Algae testbed experiment yields data useful for future projects
A unique experiment that explored how well algae grows in specific regions of the United States yielded data that could prove useful as the industry moves forward, according to research from the U.S. Department of Energy's (DOE's) National Renewable Energy Laboratory (NREL) and Arizona State University (ASU).
Researchers established identical raceway-style ponds in five outdoor locations to cultivate and harvest three strains of algae during the four seasons. The project originated from a 2012 DOE award to ASU to lead the Algae Testbed Public-Private Partnership, a collaborative effort that includes NREL and focuses on providing year-over-year data on algal cultivation.
"This data is extremely valuable to anyone interested in growing algae outdoors in different regions of the United States," said Eric Knoshaug, a senior scientist in NREL's National Bioenergy Center and co-author of the newly published paper, "Unified Field Studies of the Algae Testbed Public-Private Partnership as the Benchmark for Algae Agronomics."

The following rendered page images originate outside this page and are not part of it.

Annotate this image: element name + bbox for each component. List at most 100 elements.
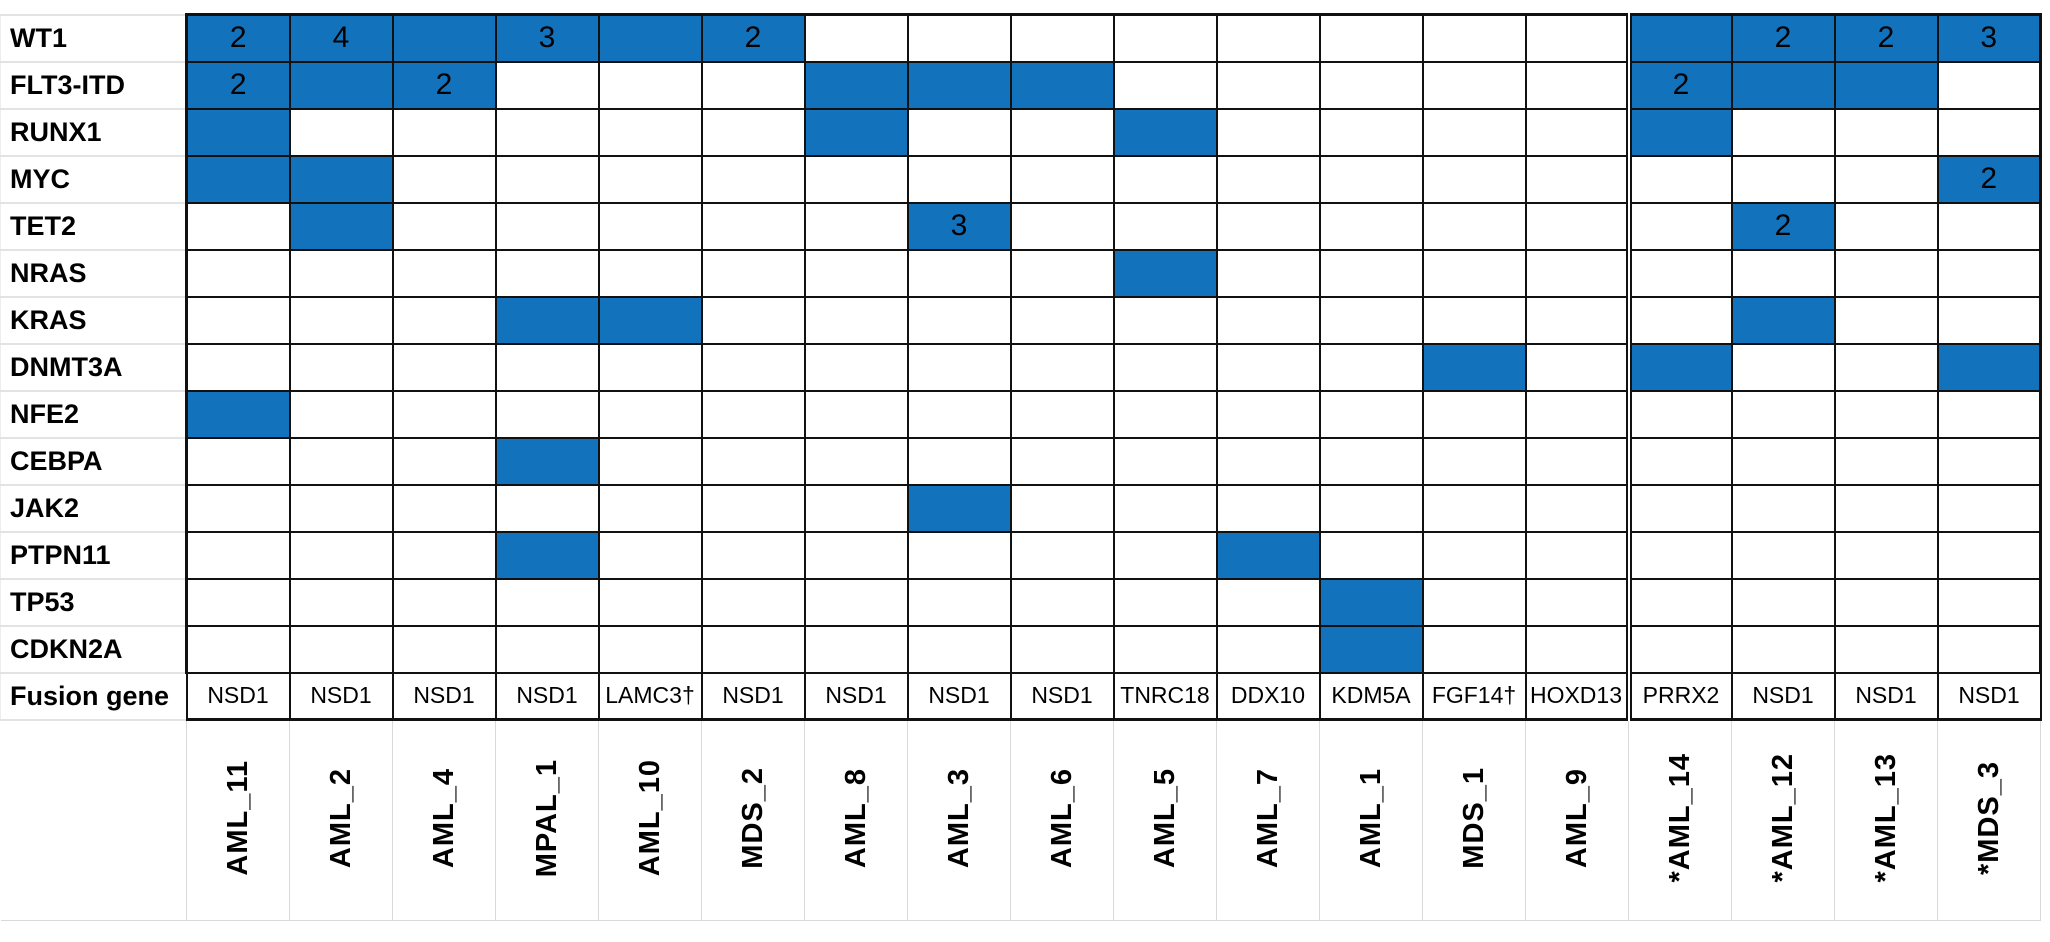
fusion-gene-cell: KDM5A xyxy=(1318,671,1424,721)
matrix-cell xyxy=(1936,295,2042,345)
matrix-cell xyxy=(1524,295,1630,345)
sample-label-cell: MDS_2 xyxy=(701,719,805,921)
matrix-cell xyxy=(700,389,806,439)
matrix-cell xyxy=(1833,154,1939,204)
matrix-cell xyxy=(700,483,806,533)
matrix-cell xyxy=(1318,248,1424,298)
fusion-gene-cell: NSD1 xyxy=(185,671,291,721)
matrix-cell-altered xyxy=(1009,60,1115,110)
sample-label-cell: *AML_14 xyxy=(1628,719,1732,921)
matrix-cell xyxy=(288,483,394,533)
matrix-cell xyxy=(1936,577,2042,627)
matrix-cell xyxy=(1524,201,1630,251)
sample-label-cell: AML_7 xyxy=(1216,719,1320,921)
matrix-cell xyxy=(1009,342,1115,392)
matrix-cell xyxy=(1936,201,2042,251)
matrix-cell xyxy=(185,201,291,251)
matrix-cell xyxy=(906,13,1012,63)
sample-label: AML_8 xyxy=(839,767,872,869)
matrix-cell xyxy=(597,436,703,486)
sample-label: MDS_2 xyxy=(736,767,769,869)
matrix-cell xyxy=(1009,154,1115,204)
matrix-cell-altered: 3 xyxy=(494,13,600,63)
sample-label-cell: AML_9 xyxy=(1525,719,1629,921)
matrix-cell xyxy=(1215,201,1321,251)
matrix-cell xyxy=(803,483,909,533)
matrix-cell xyxy=(185,483,291,533)
matrix-cell xyxy=(803,530,909,580)
matrix-cell xyxy=(1524,342,1630,392)
matrix-cell-altered xyxy=(185,389,291,439)
gene-row: NFE2 xyxy=(0,389,2042,439)
matrix-cell xyxy=(1833,107,1939,157)
matrix-cell xyxy=(906,342,1012,392)
matrix-cell xyxy=(1524,436,1630,486)
sample-label: AML_11 xyxy=(221,760,254,876)
matrix-cell xyxy=(1009,436,1115,486)
matrix-cell xyxy=(494,342,600,392)
matrix-cell xyxy=(1112,577,1218,627)
matrix-cell-altered xyxy=(597,295,703,345)
sample-label: AML_7 xyxy=(1251,767,1284,869)
matrix-cell xyxy=(597,342,703,392)
matrix-cell xyxy=(803,295,909,345)
matrix-cell xyxy=(700,248,806,298)
matrix-cell xyxy=(1833,577,1939,627)
matrix-cell xyxy=(1421,13,1527,63)
matrix-cell xyxy=(1625,248,1733,298)
fusion-gene-cell: DDX10 xyxy=(1215,671,1321,721)
matrix-cell xyxy=(1318,107,1424,157)
fusion-gene-row: Fusion gene NSD1 NSD1 NSD1 NSD1 LAMC3† NSD1 NSD… xyxy=(0,671,2042,721)
matrix-cell xyxy=(494,389,600,439)
matrix-cell xyxy=(1833,530,1939,580)
gene-row: DNMT3A xyxy=(0,342,2042,392)
gene-row: WT1 2 4 3 2 2 2 3 xyxy=(0,13,2042,63)
matrix-cell xyxy=(1625,154,1733,204)
matrix-cell xyxy=(391,530,497,580)
matrix-cell xyxy=(803,436,909,486)
matrix-cell xyxy=(906,530,1012,580)
gene-row: RUNX1 xyxy=(0,107,2042,157)
matrix-cell-altered: 2 xyxy=(1625,60,1733,110)
matrix-cell xyxy=(1112,624,1218,674)
sample-label: *AML_13 xyxy=(1869,753,1902,883)
matrix-cell xyxy=(1625,389,1733,439)
matrix-cell xyxy=(1730,248,1836,298)
matrix-cell-altered: 4 xyxy=(288,13,394,63)
matrix-cell xyxy=(1009,248,1115,298)
matrix-cell xyxy=(1625,577,1733,627)
matrix-cell xyxy=(1215,60,1321,110)
matrix-cell xyxy=(803,13,909,63)
matrix-cell xyxy=(1318,342,1424,392)
matrix-cell xyxy=(803,389,909,439)
matrix-cell xyxy=(1215,13,1321,63)
gene-label: MYC xyxy=(0,154,187,204)
matrix-cell xyxy=(1421,201,1527,251)
matrix-cell xyxy=(1318,154,1424,204)
matrix-cell xyxy=(1625,530,1733,580)
matrix-cell xyxy=(1524,248,1630,298)
oncoprint-figure: WT1 2 4 3 2 2 2 3 FLT3-ITD 2 2 2 RUNX1 MYC 2 TET2 3 2 NRAS… xyxy=(0,13,2042,921)
matrix-cell xyxy=(1009,577,1115,627)
matrix-cell xyxy=(1421,436,1527,486)
matrix-cell xyxy=(1215,154,1321,204)
gene-row: PTPN11 xyxy=(0,530,2042,580)
fusion-gene-cell: FGF14† xyxy=(1421,671,1527,721)
matrix-cell xyxy=(1318,60,1424,110)
sample-label: AML_2 xyxy=(324,767,357,869)
gene-row: CDKN2A xyxy=(0,624,2042,674)
matrix-cell xyxy=(1318,483,1424,533)
matrix-cell xyxy=(1009,295,1115,345)
matrix-cell xyxy=(494,483,600,533)
matrix-cell xyxy=(906,436,1012,486)
matrix-cell xyxy=(1833,248,1939,298)
matrix-cell xyxy=(391,436,497,486)
matrix-cell xyxy=(1936,483,2042,533)
matrix-cell xyxy=(1730,389,1836,439)
matrix-cell xyxy=(1524,577,1630,627)
matrix-cell-altered: 3 xyxy=(906,201,1012,251)
matrix-cell xyxy=(1730,577,1836,627)
matrix-cell-altered xyxy=(906,483,1012,533)
matrix-cell-altered: 2 xyxy=(185,60,291,110)
matrix-cell xyxy=(1318,295,1424,345)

Published in Nature Scientific Data, the paper's other co-authors are Ed Wolfrum and Lieve Laurens of NREL; Valerie Harmon of Harmon Consulting Inc.; and Thomas A. Dempster and John McGowen from the Arizona Center for Algae Technology and Innovation at ASU.
The testbed sites were in the Southwest desert, in Mesa, Arizona; the California coast, in San Luis Obispo; the inland Southeast, in Atlanta, Georgia; the Pacific tropics, in Kona, Hawaii; and the coastal Southeast, in Vero Beach, Florida. Ponds holding about 1,000 liters of water were installed near the end of 2013. Harvesting operations started in mid-2014 and continued through the middle of the next year. The data—everything from temperature and pH of the water to the amount of algae harvested and ambient weather conditions—were collected continuously.

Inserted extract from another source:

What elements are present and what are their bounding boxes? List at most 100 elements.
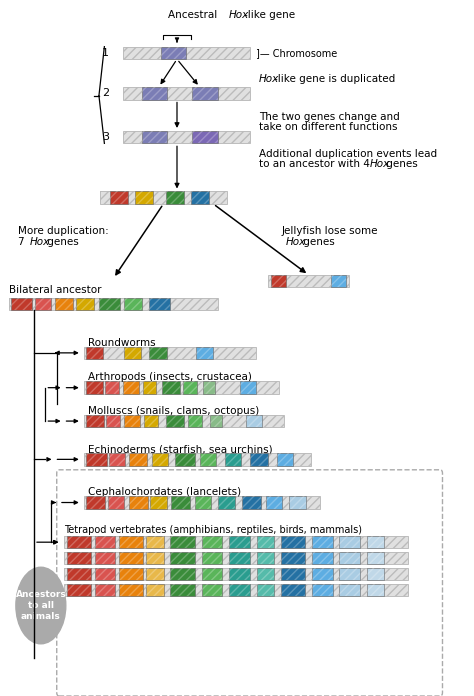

Wolfrum and Knoshaug curated the resulting data. "Other researchers can take a look at this and use the data to quantify the effects of humidity, the effects of temperature, and the effects of light intensity because we kept all the variables we could constant," said Wolfrum, a principal researcher in NREL's Biosciences Center. "The only thing left is the geography and the environment." The paper goes into detail about how researchers collected the data and determined the quality of the information.
The 19-month experiment ended with Florida proving to be the best of the sites for algae production, with its humidity and year-round temperatures that don't dramatically swing between hot and cold. But not everyone interested in growing algae can do it in Florida, so the data enables others to make predictions on possible sites and to develop crop protection strategies.